Tax credits and research grants would encourage technology to
gasify and liquefy coal, with the aim of making coal resources usable
environmentally. Companies across a broad range from electric
utilities such as Duke Energy, to explorers for natural gas such as
Barrett Resources of Denver, to companies experimenting with new
fossil fuel delivery systems, such as Syntroleum of Tulsa, would stand
to benefit in such a policy environment.
* * *
A Gore administration, as the candidate indicated in the debate
last week, would try to develop a new kind of energy industry. Gore
would grant tax credits for hybrid cars and trucks powered by both
gasoline and electricity. His administration would support tax credits
for new kinds of electrical motors and home and commercial heating
and cooling systems.
The environmental industry also would receive a new emphasis in
a Gore administration. Gore would use tax credits to support fuel cell
development and new water resource systems. "There would be
programs for resource productivity, the reuse of water and land and
many other resources," says Grant Ferrier, head of Environmental
Business International, a San Diego consulting firm and publisher of
environmental newsletters.
This would be good news for companies such as Vivendi, Cadiz,
Ballard Power Systems and FuelCell Energy.
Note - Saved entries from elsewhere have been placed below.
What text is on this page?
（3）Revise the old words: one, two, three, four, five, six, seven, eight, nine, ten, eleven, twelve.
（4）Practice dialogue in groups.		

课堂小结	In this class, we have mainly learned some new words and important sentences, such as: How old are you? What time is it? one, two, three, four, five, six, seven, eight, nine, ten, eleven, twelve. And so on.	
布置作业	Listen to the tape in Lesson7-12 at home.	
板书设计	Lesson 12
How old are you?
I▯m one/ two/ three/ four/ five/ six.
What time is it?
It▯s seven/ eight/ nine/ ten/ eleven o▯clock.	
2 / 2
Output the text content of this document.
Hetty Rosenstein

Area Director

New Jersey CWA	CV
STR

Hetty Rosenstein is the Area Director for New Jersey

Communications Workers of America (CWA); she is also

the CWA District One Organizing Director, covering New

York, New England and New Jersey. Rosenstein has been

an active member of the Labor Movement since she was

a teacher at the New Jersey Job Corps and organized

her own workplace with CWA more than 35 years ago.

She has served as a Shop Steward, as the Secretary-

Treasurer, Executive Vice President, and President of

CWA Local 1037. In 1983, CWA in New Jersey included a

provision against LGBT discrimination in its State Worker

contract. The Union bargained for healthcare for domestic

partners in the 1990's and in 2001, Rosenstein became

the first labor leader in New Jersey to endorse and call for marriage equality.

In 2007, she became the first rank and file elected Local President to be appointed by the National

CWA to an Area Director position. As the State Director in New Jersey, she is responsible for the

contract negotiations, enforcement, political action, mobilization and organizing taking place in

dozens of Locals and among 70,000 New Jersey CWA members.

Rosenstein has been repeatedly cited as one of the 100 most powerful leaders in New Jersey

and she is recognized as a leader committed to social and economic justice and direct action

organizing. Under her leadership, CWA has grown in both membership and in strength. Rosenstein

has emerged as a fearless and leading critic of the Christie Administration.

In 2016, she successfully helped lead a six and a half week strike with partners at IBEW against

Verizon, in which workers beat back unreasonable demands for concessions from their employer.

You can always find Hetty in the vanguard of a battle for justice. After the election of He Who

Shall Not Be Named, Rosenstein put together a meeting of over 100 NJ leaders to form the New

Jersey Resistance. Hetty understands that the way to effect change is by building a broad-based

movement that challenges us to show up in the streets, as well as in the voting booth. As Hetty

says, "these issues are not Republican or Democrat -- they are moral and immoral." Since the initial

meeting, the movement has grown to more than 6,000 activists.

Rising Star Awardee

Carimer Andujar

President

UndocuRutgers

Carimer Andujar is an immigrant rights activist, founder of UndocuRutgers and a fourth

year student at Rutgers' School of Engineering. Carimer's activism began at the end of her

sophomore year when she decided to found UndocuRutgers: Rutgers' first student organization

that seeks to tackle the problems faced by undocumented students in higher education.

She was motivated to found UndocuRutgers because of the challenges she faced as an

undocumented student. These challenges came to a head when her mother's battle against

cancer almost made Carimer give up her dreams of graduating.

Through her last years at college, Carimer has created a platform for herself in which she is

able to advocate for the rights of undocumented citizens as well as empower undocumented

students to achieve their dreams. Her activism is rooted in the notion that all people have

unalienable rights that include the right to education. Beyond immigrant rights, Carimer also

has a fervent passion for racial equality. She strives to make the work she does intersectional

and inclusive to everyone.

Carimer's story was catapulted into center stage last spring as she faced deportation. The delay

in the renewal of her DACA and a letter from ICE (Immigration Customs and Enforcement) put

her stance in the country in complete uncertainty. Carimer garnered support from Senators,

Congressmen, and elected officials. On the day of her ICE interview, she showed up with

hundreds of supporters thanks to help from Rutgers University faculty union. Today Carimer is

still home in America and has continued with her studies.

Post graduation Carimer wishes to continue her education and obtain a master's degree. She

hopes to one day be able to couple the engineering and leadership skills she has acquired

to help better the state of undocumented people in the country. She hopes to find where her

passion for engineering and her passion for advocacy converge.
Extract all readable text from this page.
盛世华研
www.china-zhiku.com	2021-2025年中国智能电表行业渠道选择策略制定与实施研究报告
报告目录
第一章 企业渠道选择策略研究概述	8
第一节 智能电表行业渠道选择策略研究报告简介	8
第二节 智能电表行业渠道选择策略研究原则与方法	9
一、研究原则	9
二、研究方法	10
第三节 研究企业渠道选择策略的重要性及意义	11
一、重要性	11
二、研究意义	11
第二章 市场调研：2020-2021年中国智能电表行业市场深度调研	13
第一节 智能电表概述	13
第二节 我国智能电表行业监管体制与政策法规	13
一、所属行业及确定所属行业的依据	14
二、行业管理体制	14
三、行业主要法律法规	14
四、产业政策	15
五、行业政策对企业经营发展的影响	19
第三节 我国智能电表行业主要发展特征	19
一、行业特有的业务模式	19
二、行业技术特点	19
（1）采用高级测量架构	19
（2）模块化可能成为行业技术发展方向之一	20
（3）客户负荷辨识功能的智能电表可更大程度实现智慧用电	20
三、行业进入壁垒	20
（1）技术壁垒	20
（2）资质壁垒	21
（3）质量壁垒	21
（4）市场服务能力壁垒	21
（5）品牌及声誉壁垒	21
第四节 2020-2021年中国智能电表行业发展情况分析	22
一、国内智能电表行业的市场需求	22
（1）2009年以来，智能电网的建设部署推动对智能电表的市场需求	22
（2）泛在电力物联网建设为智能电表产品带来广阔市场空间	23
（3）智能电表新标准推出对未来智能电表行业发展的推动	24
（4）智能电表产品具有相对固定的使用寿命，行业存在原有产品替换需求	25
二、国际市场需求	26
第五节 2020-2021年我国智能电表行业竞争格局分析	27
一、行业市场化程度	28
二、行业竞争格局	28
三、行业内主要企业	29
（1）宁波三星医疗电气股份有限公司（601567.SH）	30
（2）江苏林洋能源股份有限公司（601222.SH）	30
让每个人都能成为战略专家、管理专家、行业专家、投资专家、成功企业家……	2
A Gore administration
would support research in energy and environmental ideas that first
surfaced in the oil-short 1970s, with the difference being that
technology has improved in the intervening decades and there is more
money around today.
The paradox of this election is that the effect in the short term will
be business as usual, but in the next four or eight years the outcome
could change the course of the economy.